= David Samoylov =

Russian poet

David Samuilovich Samoylov (Давид Самуилович Самойлов, born Kaufman, (Кауфман); 1 June 1920 — 23 February 1990) was one of the most notable representatives of the War generation of Russian poets and neo-Acmeist poetry.

==Biography==
Samoylov was born in Moscow into an assimilated Jewish family. His father was the head of venereological hospital authority of the Moscow region.

In 1938—1941 he was a student at MIFLI, the Moscow Institute of Philosophy, Literature, and History. He tried to volunteer for the army when the war with Finland broke out, but was refused for health reasons. At the outbreak of Operation Barbarossa he was refused again, this time for being overage. Instead he served in a trench digging brigade. There he contracted the typhoid fever and was evacuated to Samarkand, where he studied at a pedagogical college after his recovery. After that he entered an infantry officers' school, from which he graduated in 1942, and was sent to the Volkhov front. He remained on the active duty until the end of the war and was wounded several times.

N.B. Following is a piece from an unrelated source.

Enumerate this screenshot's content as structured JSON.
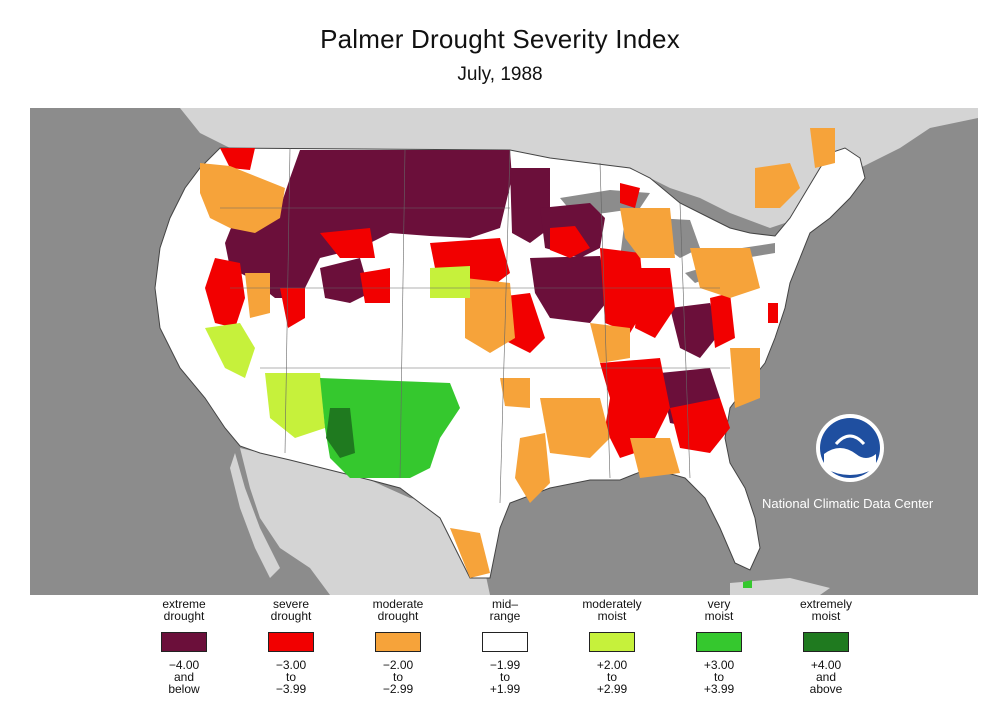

During the second half of his life, he moved to Pärnu, known mostly as a resort-town. He continued writing in Pärnu and even published poetry dedicated to Pärnu. He lived in Toominga street.

He has translated literature from Estonian authors such as Lydia Koidula, Jaan Kross, Ellen Niit, Paul-Eerik Rummo and others, as well as from Polish, Czech, Hungarian and other languages as well as running workshops for young writers.

==Death==
David died on February 23, 1990, in Tallinn. He was buried in Pärnu (Estonia) at the Forest Cemetery.